Prove that if $F$ is a countable collection of open sets that cover a compact set $A$ then a finite number of open sets in $F$ cover $A$. $$$$Suppose that $$F=\bigcup_{k=1}^{\infty}I_k$$ be the countable collection of open sets $I_k$ that cover $A$, I will prove that for some $n$ the collection $$\bigcup_{k=1}^{n}I_k$$ covers $A$. Suppose that this property does not hold then for every $n$ there exists a $a_n$ member of $A$ such that $a_n$ does not belong to the collection $$\bigcup_{k=1}^{n}I_k$$. Now as $a_n$ is a member of set $A$ and as $A$ is compact and hence bounded, so $a_n$ is also bounded, so there exists a subsequence say $b_k$ of $a_n$ such that $b_k$ converges to $b$ which also belong to set $A$ as the set $A$ is compact. Now for every $M$ if we chose any $n>M$ then we see that $a_n$ doesn't belong to the collection $$\bigcup_{k=1}^nI_k$$ and as $n>M$ so $a_n$ also doesn't belong to the collection $$\bigcup_{k=1}^MI_k$$. Now for every $M$ if we chose any $k_0>M$ then as $b_k$ is the subsequence of $a_n$ so there exists a $n_0>k_0$ such that $$a_{n_0}=b_{k_0}$$ and also as $n_0>k_0>M$ and hence as shown above $a_{n_0}=b_{k_0}$ doesn't belong to the collection $$\bigcup_{k=1}^{M}I_k.$$ Now as $b$ also belongs to $A$ so there is some $p_0$ such that $b$ lies in the open set $I_{p_0}$. Now as $I_{p_0}$ is an open set so there exists a $\epsilon>0$ such that the interval $$(b-\epsilon, b+\epsilon)$$ lies in the set $I_{p_0}$. Now as $b_k$ converges to $b$, so there exists a $K_1$ such that for every $k>K_1$ we have $$b-\epsilon < b_k < b+\epsilon$$. Also for $M=p_0$ for every $k>M=p_0$ as shown above $b_k$ doesn't belong to the collection $$\bigcup_{k=1}^{p_0}I_k$$. Now chose $$p=\text{max}(p_0, K_1),$$ then for every $k>p$ we get that $$b-\epsilon < b_k < b+\epsilon$$ and also $b_k$ doesn't belong to the collection $$\bigcup_{k=1}^{p}I_k,$$ but the interval $(b-\epsilon, b+\epsilon)$ lies in the open set $I_{p_0}$ which belongs to the collection $$\bigcup_{k=1}^{p}I_k$$ and hence a contradiction.
Is my proof correct?
I suspect your answer is okay, but quite cumbersome.

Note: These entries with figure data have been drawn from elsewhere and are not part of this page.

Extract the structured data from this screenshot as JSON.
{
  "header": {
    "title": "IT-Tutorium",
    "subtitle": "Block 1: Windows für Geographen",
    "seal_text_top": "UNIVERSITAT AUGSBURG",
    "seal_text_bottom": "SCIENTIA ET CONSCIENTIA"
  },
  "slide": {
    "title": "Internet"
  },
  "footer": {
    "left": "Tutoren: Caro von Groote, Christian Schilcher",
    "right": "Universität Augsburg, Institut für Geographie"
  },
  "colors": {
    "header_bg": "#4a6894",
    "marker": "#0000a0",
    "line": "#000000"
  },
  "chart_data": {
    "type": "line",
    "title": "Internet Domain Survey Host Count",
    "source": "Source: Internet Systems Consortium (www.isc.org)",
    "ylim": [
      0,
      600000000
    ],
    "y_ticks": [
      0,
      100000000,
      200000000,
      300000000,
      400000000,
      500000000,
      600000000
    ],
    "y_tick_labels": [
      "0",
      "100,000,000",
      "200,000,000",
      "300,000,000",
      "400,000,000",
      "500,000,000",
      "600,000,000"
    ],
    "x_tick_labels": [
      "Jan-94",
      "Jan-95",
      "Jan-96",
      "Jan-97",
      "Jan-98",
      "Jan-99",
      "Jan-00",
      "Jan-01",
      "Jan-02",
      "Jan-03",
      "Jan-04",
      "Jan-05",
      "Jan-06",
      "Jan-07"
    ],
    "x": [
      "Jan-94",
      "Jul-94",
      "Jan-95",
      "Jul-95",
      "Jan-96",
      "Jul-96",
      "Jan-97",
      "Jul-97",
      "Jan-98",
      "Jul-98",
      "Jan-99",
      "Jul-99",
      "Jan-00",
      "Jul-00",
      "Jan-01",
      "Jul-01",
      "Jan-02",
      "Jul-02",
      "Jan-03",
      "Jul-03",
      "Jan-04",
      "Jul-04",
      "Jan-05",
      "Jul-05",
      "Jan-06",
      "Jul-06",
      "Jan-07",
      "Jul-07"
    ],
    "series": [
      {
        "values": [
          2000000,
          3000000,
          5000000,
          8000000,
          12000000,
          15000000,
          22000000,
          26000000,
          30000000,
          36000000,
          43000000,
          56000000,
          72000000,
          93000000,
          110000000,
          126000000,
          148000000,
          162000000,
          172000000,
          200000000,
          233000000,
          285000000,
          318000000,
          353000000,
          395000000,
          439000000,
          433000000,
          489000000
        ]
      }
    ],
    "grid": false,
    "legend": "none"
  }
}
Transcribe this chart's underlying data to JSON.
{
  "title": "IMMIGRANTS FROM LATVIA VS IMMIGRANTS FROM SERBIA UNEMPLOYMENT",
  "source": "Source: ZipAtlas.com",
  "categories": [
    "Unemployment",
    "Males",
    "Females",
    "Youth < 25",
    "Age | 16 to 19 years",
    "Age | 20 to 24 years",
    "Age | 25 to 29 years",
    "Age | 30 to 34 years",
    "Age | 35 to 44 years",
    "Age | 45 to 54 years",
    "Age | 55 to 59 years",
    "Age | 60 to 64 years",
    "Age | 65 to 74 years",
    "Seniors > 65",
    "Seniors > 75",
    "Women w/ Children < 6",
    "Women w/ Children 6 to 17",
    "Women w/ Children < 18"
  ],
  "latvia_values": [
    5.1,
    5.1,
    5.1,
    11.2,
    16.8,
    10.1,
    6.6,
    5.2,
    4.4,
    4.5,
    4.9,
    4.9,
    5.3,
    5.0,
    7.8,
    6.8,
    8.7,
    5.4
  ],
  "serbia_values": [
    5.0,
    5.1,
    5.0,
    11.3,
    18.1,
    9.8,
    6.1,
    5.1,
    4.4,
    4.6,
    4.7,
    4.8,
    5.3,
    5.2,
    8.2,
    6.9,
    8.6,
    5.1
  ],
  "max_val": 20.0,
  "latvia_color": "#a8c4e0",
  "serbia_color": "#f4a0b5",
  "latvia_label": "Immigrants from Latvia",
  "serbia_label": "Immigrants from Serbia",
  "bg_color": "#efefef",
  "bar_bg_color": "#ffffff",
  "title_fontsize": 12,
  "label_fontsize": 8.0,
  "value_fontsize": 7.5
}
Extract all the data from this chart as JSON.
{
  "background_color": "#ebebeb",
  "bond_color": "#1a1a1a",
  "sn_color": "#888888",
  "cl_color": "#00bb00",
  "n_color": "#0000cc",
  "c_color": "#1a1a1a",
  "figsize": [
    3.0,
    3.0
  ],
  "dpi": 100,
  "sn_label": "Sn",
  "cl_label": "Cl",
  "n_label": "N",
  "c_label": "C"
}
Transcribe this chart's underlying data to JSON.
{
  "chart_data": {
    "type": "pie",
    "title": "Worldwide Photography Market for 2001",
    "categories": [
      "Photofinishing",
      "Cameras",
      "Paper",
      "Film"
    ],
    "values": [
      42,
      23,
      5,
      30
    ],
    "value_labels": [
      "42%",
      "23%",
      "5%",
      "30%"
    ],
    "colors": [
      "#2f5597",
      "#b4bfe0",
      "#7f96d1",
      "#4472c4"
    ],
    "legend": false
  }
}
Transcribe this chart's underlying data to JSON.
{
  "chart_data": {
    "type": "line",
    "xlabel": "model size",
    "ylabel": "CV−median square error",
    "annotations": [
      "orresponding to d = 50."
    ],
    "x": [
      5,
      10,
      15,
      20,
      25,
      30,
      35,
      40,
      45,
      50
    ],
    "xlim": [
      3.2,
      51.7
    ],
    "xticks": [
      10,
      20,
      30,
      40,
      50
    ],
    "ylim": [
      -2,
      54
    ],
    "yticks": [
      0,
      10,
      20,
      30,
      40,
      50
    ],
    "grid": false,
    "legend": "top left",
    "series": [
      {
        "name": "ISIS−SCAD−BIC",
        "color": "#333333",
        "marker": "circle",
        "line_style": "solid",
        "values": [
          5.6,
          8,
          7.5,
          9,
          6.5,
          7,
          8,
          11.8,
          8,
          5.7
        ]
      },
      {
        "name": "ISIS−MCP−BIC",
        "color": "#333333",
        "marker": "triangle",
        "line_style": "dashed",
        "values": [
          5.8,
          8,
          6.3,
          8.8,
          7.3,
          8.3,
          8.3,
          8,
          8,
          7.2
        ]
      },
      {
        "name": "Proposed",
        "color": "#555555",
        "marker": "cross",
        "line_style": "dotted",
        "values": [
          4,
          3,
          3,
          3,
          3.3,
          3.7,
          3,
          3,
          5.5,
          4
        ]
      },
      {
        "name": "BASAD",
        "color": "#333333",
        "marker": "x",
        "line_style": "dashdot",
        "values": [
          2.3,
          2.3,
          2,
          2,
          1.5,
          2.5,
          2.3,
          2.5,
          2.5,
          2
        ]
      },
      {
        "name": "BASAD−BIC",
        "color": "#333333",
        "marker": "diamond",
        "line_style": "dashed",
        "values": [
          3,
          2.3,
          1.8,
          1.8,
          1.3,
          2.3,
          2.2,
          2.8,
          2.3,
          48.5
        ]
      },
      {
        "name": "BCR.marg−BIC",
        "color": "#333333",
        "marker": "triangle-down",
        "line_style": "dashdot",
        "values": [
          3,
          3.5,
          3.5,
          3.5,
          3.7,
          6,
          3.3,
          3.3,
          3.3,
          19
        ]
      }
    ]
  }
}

Check yourself on my (more concise) answer.
Assume that $A\subseteq\bigcup_{k=1}^{\infty}I_k$ where the $I_k$ are open sets and assume that for every $n$ we have: $$A-\bigcup_{k=1}^{n}I_{k}\neq\varnothing$$
For every $n$ let $a_{n}\in A-\bigcup_{k=1}^{n}I_{k}$.
Then let $n_{1}<n_{2}<\dots$ such that $\left(a_{n_{i}}\right)_{i}$ is a convergent sequence with limit $a:=\lim_{i\to\infty}a_{n_i}\in A$.
Then $a\in I_{m}$ for some $m$ and - because $I_{m}$ is open - consequently some $i_{0}$ exists with $i\geq i_{0}\implies a_{n_{i}}\in I_{m}$.
This however demands $n_{i}<m$ for every $i$ and a contradiction is found.
We conclude that our assumption was wrong which means that $A\subseteq\bigcup_{k=1}^nI_k$ for some $n$.